B. Federal Rule of Civil Procedure 10

Defendants argue that the amended complaint should be dismissed because it fails to comply with Federal Rule of Civil Procedure 10(b). (Dkt. No. 62-1.) Federal Rule of Civil Procedure 10(b) requires that "[a] party must state its claims or defenses in numbered paragraphs, each limited as far as practicable to a single set of circumstances." Fed.R.Civ.P. 10(b). The Second Circuit is "especially... willing to overlook harmless violations of Rule 10(b)." Phillips v. Girdich, 408 F.3d 124, 128 (2d Cir. 2005). A violation is harmless "where the absence of numbering or succinct paragraphs does not interfere with one's ability to understand the claims or otherwise prejudice the adverse party." Id. Further, "even where a violation of Rule 10(b) is not harmless, dismissal is not typically the appropriate course of action." Phillips, 408 F.3d at 128. Here, Defendants are not prejudiced by the amended complaint's lack of numbered paragraphs because the Court has performed an initial review of the amended complaint and directed Defendants to respond to enumerated claims. Therefore, it is recommended that the Court deny Defendants' motion to dismiss the amended complaint for failure to comply with Rule 10(b).

ACCORDINGLY, it is

RECOMMENDED that Defendants' motion to dismiss for failure to state a claim (Dkt. No. 62) be DENIED.

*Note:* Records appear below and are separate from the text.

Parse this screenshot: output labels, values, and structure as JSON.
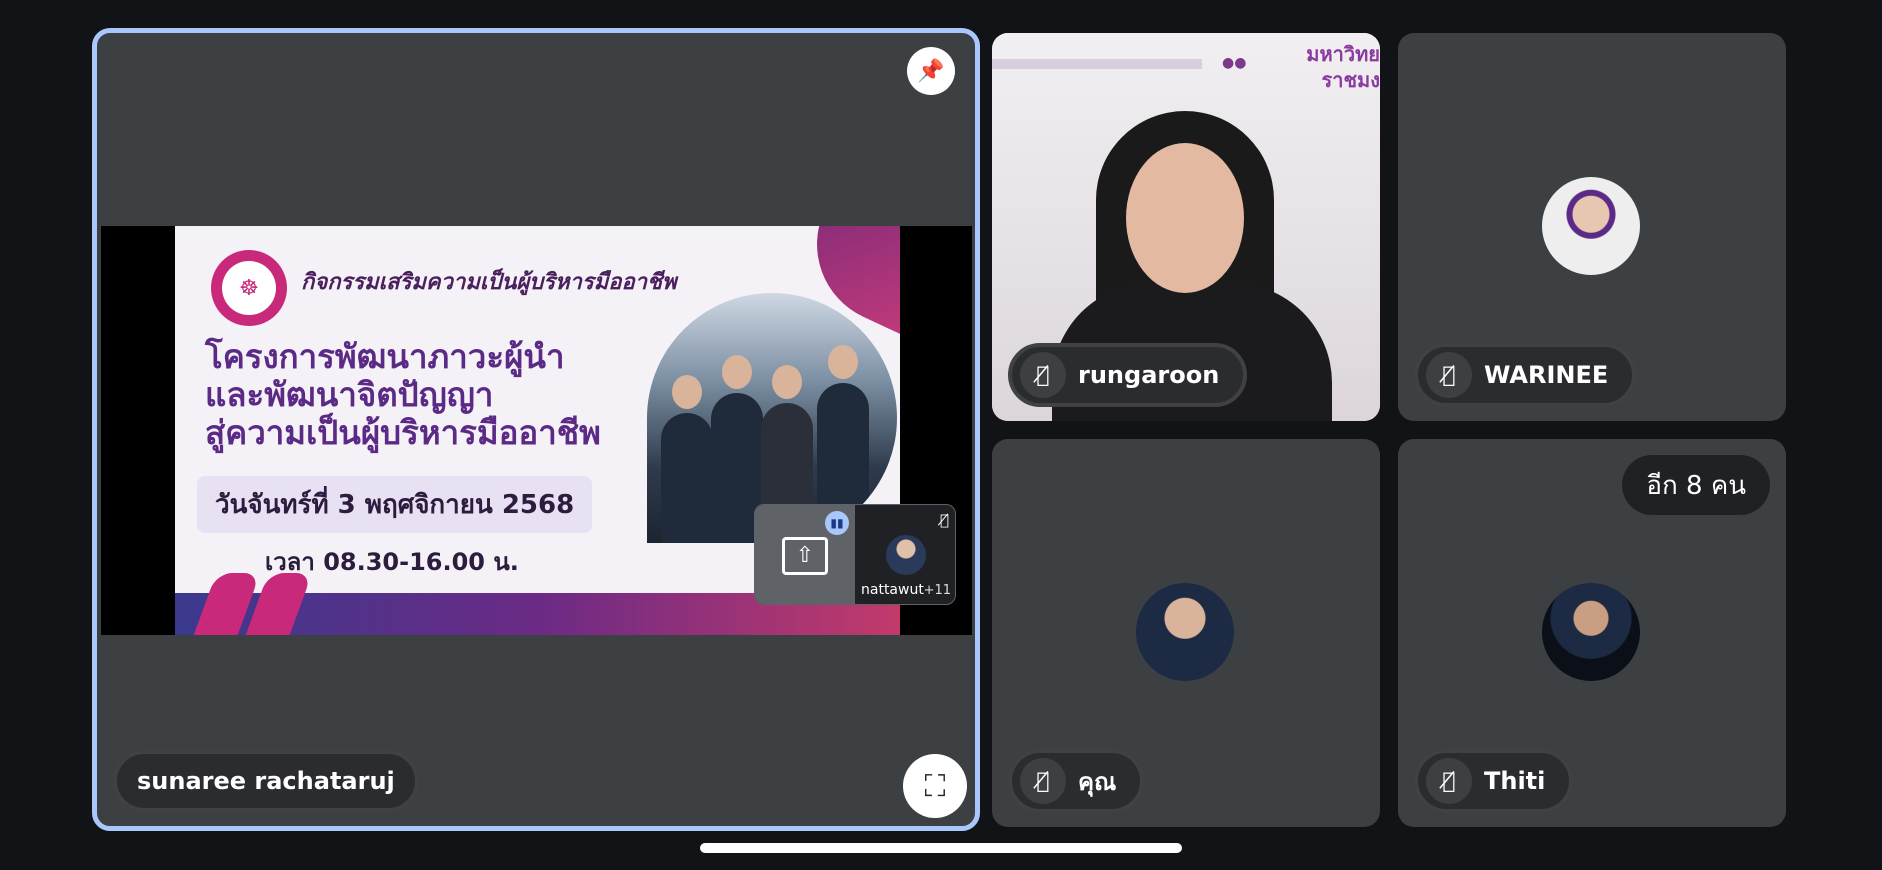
{
  "main": {
    "presenter_name": "sunaree rachataruj",
    "slide": {
      "header": "กิจกรรมเสริมความเป็นผู้บริหารมืออาชีพ",
      "title_lines": [
        "โครงการพัฒนาภาวะผู้นำ",
        "และพัฒนาจิตปัญญา",
        "สู่ความเป็นผู้บริหารมืออาชีพ"
      ],
      "date": "วันจันทร์ที่ 3 พฤศจิกายน 2568",
      "time": "เวลา 08.30-16.00 น."
    },
    "pip": {
      "name": "nattawut",
      "extra_count": "+11"
    }
  },
  "participants": [
    {
      "name": "rungaroon",
      "muted": true,
      "video": true,
      "logo_text": "มหาวิทย\nราชมง"
    },
    {
      "name": "WARINEE",
      "muted": true,
      "video": false
    },
    {
      "name": "คุณ",
      "muted": true,
      "video": false
    },
    {
      "name": "Thiti",
      "muted": true,
      "video": false
    }
  ],
  "more_participants": "อีก 8 คน",
  "icons": {
    "pin": "pin-icon",
    "fullscreen": "fullscreen-icon",
    "mic_off": "mic-off-icon",
    "screen_share": "screen-share-icon"
  },
  "colors": {
    "active_border": "#a8c7fa",
    "tile_bg": "#3c4043",
    "page_bg": "#121316"
  }
}
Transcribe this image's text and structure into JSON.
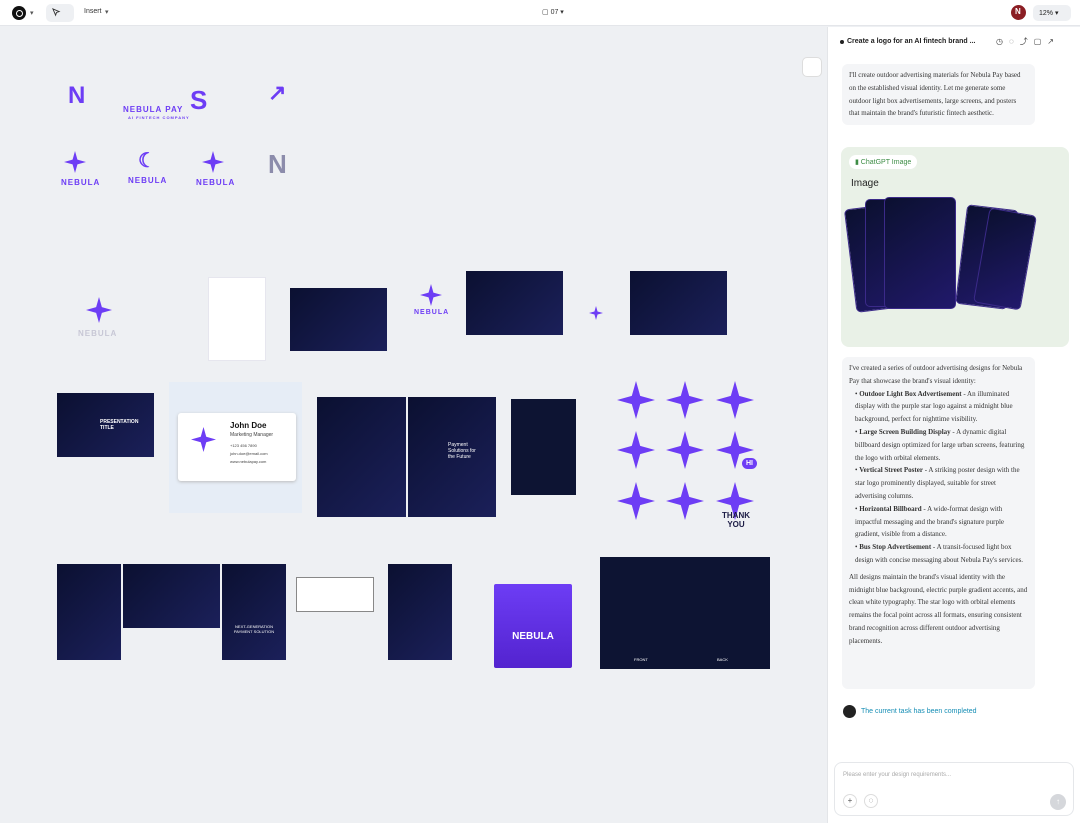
{
  "app": {
    "file": "07",
    "zoom": "12%",
    "insert": "Insert"
  },
  "chat": {
    "title": "Create a logo for an AI fintech brand ...",
    "message1": "I'll create outdoor advertising materials for Nebula Pay based on the established visual identity. Let me generate some outdoor light box advertisements, large screens, and posters that maintain the brand's futuristic fintech aesthetic.",
    "image_chip": "ChatGPT Image",
    "image_label": "Image",
    "message2_intro": "I've created a series of outdoor advertising designs for Nebula Pay that showcase the brand's visual identity:",
    "items": [
      {
        "title": "Outdoor Light Box Advertisement",
        "body": " - An illuminated display with the purple star logo against a midnight blue background, perfect for nighttime visibility."
      },
      {
        "title": "Large Screen Building Display",
        "body": " - A dynamic digital billboard design optimized for large urban screens, featuring the logo with orbital elements."
      },
      {
        "title": "Vertical Street Poster",
        "body": " - A striking poster design with the star logo prominently displayed, suitable for street advertising columns."
      },
      {
        "title": "Horizontal Billboard",
        "body": " - A wide-format design with impactful messaging and the brand's signature purple gradient, visible from a distance."
      },
      {
        "title": "Bus Stop Advertisement",
        "body": " - A transit-focused light box design with concise messaging about Nebula Pay's services."
      }
    ],
    "message2_outro": "All designs maintain the brand's visual identity with the midnight blue background, electric purple gradient accents, and clean white typography. The star logo with orbital elements remains the focal point across all formats, ensuring consistent brand recognition across different outdoor advertising placements.",
    "status": "The current task has been completed",
    "input_placeholder": "Please enter your design requirements..."
  },
  "canvas": {
    "brand": "NEBULA PAY",
    "brand_top": "NEBULA",
    "brand_bottom": "PAY",
    "company": "AI FINTECH COMPANY",
    "name": "John Doe",
    "role": "Marketing Manager",
    "phone": "+123 456 7890",
    "email": "john.doe@email.com",
    "web": "www.nebulapay.com",
    "presentation": "PRESENTATION TITLE",
    "payment": "Payment Solutions for the Future",
    "next": "NEXT-GENERATION PAYMENT SOLUTION",
    "thank": "THANK YOU",
    "hi": "HI",
    "front": "FRONT",
    "back": "BACK"
  },
  "colors": {
    "accent": "#6d3df5",
    "navy": "#0d1433",
    "status": "#168eb5"
  },
  "icons": [
    "layers-icon",
    "pointer-icon",
    "share-icon",
    "settings-icon"
  ]
}
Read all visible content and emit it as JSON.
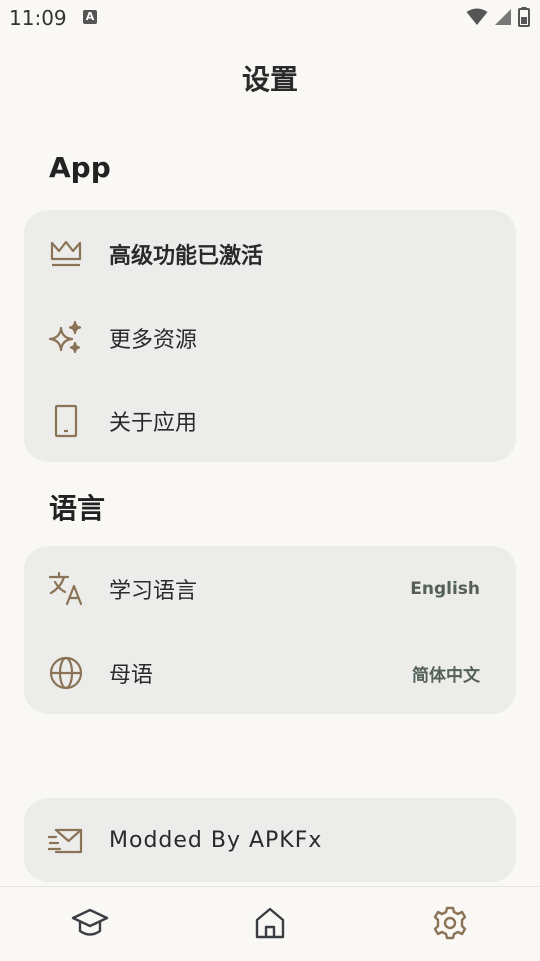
{
  "status_bar": {
    "time": "11:09",
    "notification_icon": "a-icon",
    "icons": [
      "wifi-icon",
      "signal-icon",
      "battery-icon"
    ]
  },
  "page_title": "设置",
  "sections": {
    "app": {
      "header": "App",
      "items": [
        {
          "label": "高级功能已激活",
          "icon": "crown-icon"
        },
        {
          "label": "更多资源",
          "icon": "sparkle-icon"
        },
        {
          "label": "关于应用",
          "icon": "phone-icon"
        }
      ]
    },
    "language": {
      "header": "语言",
      "items": [
        {
          "label": "学习语言",
          "value": "English",
          "icon": "translate-icon"
        },
        {
          "label": "母语",
          "value": "简体中文",
          "icon": "globe-icon"
        }
      ]
    },
    "misc": {
      "items": [
        {
          "label": "Modded By APKFx",
          "icon": "mail-icon"
        }
      ]
    }
  },
  "bottom_nav": {
    "items": [
      {
        "name": "learn",
        "icon": "graduation-cap-icon"
      },
      {
        "name": "home",
        "icon": "home-icon"
      },
      {
        "name": "settings",
        "icon": "gear-icon",
        "active": true
      }
    ]
  },
  "colors": {
    "background": "#f9f8f5",
    "card": "#ececea",
    "icon_brown": "#8a7356",
    "nav_dark": "#3b3f44",
    "value_text": "#55605a"
  }
}
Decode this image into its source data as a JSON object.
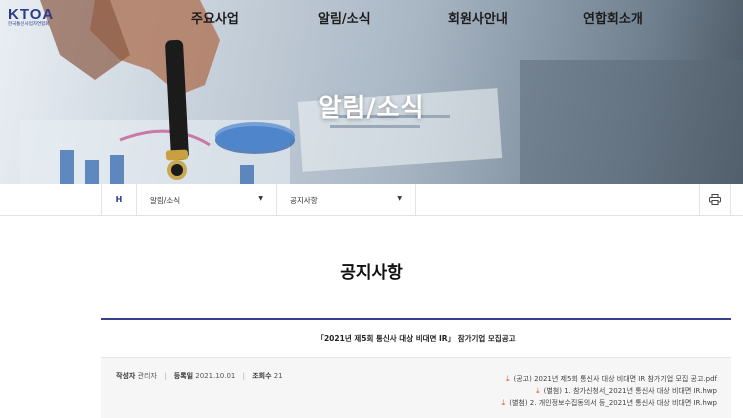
{
  "header": {
    "logo": {
      "text": "KTOA",
      "subtitle": "한국통신사업자연합회"
    },
    "nav": [
      "주요사업",
      "알림/소식",
      "회원사안내",
      "연합회소개"
    ]
  },
  "hero": {
    "title": "알림/소식"
  },
  "breadcrumb": {
    "home_label": "H",
    "level1": "알림/소식",
    "level2": "공지사항",
    "print_icon": "printer-icon"
  },
  "content": {
    "page_title": "공지사항",
    "post_title": "「2021년 제5회 통신사 대상 비대면 IR」 참가기업 모집공고",
    "meta": {
      "author_label": "작성자",
      "author": "관리자",
      "date_label": "등록일",
      "date": "2021.10.01",
      "views_label": "조회수",
      "views": "21"
    },
    "attachments": [
      "(공고) 2021년 제5회 통신사 대상 비대면 IR 참가기업 모집 공고.pdf",
      "(별첨) 1. 참가신청서_2021년 통신사 대상 비대면 IR.hwp",
      "(별첨) 2. 개인정보수집동의서 등_2021년 통신사 대상 비대면 IR.hwp"
    ]
  },
  "colors": {
    "brand": "#2c3c86",
    "accent_rule": "#3a3f8f",
    "download": "#e0522c"
  }
}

Pursuant to 28 U.S.C. § 636(b)(1), the parties have fourteen days within which to file written objections to the foregoing report. Such objections shall be filed with the Clerk of the Court. FAILURE TO OBJECT TO THIS REPORT WITHIN FOURTEEN DAYS WILL PRECLUDE APPELLATE REVIEW. Roldan v. Racette, 984 F.2d 85, 89 (2d Cir. 1993) (citing Small v. Sec'y of Health and Human Servs., 892 F.2d 15, 16 (2d Cir. 1989) (per curiam)); 28 U.S.C. § 636(b)(1) (Supp. 2013); Fed.R.Civ.P. 72, 6(a).